How to begin? Ask him if the one imprisoned here truly wished to destroy the world? Have him tell me what was my connection to the prisoner’s dreadful plan? I had not passed through the gateway at Dasiet Homol, so how was it possible that I walked Kir‘Navarrin? I had once touched a painted image that convinced me this fortress was the source of profound darkness; why did I not feel that now I was here? Was this lean old man the jailer of an angry god? “I would very much like to speak with you,” I said, hurrying alongside him.

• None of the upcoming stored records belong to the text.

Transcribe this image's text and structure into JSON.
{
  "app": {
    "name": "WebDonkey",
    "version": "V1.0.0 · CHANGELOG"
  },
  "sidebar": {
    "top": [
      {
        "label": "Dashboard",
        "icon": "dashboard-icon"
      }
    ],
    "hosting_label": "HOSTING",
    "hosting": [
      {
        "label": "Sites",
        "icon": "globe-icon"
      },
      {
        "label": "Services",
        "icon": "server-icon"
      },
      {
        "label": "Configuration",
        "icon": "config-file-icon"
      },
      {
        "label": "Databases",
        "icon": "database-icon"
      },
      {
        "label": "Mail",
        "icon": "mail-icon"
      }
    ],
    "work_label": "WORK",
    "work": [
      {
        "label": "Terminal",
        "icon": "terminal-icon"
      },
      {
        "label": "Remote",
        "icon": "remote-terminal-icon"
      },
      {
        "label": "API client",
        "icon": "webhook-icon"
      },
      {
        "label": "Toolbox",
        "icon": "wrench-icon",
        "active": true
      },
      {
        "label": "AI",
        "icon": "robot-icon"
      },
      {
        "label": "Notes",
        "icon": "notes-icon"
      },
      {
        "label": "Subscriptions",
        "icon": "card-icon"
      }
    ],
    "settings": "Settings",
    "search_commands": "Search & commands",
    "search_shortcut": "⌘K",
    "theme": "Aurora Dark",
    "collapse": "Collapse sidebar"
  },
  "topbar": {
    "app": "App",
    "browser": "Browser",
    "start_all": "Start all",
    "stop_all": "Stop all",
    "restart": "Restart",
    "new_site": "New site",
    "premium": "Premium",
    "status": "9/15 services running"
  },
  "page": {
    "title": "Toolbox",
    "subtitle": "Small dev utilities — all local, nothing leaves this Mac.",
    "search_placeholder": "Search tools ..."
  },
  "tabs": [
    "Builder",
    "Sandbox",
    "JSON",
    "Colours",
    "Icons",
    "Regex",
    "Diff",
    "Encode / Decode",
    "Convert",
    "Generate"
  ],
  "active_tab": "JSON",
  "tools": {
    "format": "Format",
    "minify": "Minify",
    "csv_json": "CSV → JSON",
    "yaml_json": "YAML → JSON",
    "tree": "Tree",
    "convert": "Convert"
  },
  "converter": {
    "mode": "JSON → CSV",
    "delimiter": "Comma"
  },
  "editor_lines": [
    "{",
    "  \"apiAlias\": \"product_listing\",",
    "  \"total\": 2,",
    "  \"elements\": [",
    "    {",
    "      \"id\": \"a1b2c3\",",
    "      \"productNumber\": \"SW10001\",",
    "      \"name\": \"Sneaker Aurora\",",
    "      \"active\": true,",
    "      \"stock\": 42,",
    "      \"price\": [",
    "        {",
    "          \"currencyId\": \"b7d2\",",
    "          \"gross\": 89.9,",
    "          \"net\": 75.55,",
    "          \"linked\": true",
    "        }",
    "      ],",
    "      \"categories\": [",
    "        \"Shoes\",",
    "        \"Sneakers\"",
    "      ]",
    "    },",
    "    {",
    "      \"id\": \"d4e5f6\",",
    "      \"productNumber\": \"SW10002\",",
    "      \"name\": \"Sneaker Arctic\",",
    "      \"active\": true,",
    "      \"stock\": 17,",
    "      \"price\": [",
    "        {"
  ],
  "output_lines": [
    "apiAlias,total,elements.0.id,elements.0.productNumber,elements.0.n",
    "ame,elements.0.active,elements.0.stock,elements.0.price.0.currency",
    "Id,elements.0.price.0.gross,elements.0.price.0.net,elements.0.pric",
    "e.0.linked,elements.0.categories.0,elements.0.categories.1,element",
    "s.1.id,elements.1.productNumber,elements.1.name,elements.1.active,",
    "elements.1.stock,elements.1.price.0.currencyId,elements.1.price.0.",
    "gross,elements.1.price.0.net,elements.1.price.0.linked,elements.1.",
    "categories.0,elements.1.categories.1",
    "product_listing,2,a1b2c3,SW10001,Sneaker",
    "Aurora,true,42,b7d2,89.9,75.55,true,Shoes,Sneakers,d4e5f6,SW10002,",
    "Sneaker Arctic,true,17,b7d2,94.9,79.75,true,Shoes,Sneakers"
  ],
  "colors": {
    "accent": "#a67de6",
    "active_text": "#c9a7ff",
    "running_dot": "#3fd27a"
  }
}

“If you don’t mind, I would like to get a dry shirt first. Not all of us are so fortunate as you to escape a soaking.” He strode into a finely appointed room: patterned carpets of dark green and red, tall windows that opened onto the portico and the garden, a marble hearth three times the height of a man, carved so that the tall, slender figures of a man and a woman who gazed down serenely upon the well-proportioned room seemed about to emerge from the stone. Around the walls were lamps of crystal and painted glass, gleaming with soft light. A small table beside the fire held a checkered game board of black and gray glass and on it the carved game pieces for warriors and castles.
“
Kasparian, where are you?” the man called out in annoyance as he threw his cloak onto a padded bench and hurried to the fire, pulling off his soggy, plum-colored shirt to reveal a broad chest covered with gray hair. Almost before he had the word out, a man and a woman bustled through a door beside the hearth. The man carried a towel, a green shirt, and a dark green cloak, while the woman set a tray of porcelain cups and teapots, crystal goblets and carafes on a side table. The serving man—for so he seemed to be—retrieved the wet shirt and began fussing with the towel about the man’s head and chest. The old gentleman snatched the towel and threw it to the floor, motioning for the dry shirt and the green robe, grumbling, “I am not a child needing to be blotted.” The serving man did not seem to notice the comment, as he stooped down, recovered the towel, and began to dab at the old man’s boots.
The woman poured hot liquid from the pot into the cup and proceeded to stir in sugar and fragrant spices. “No, no. I want wine,” demanded the old man. My host—I had no other name to call him—soon dry and dressed, began tapping his foot while the serving woman ignored him and went on with her preparations. Only when she had the cup steeping and covered with a thin glass plate did she pour wine—three varieties into three goblets—and what appeared to be dark brown ale into a silver tankard. As the two servants withdrew, the old man sighed and snatched a wineglass from the table, speaking to himself as much as to me. “One would think I’d get used to such petty annoyances. I’ve become so accustomed to the general way of things, I’d almost be willing to stay put, as so many seem to wish, but truly it is the trivial that creates the greatest burden. And Kasparian, who devotes himself to relieving those burdens, cannot understand why they exasperate me so.” He sipped pale wine and darted a sideways glance at me. “You are not so big as I expected.”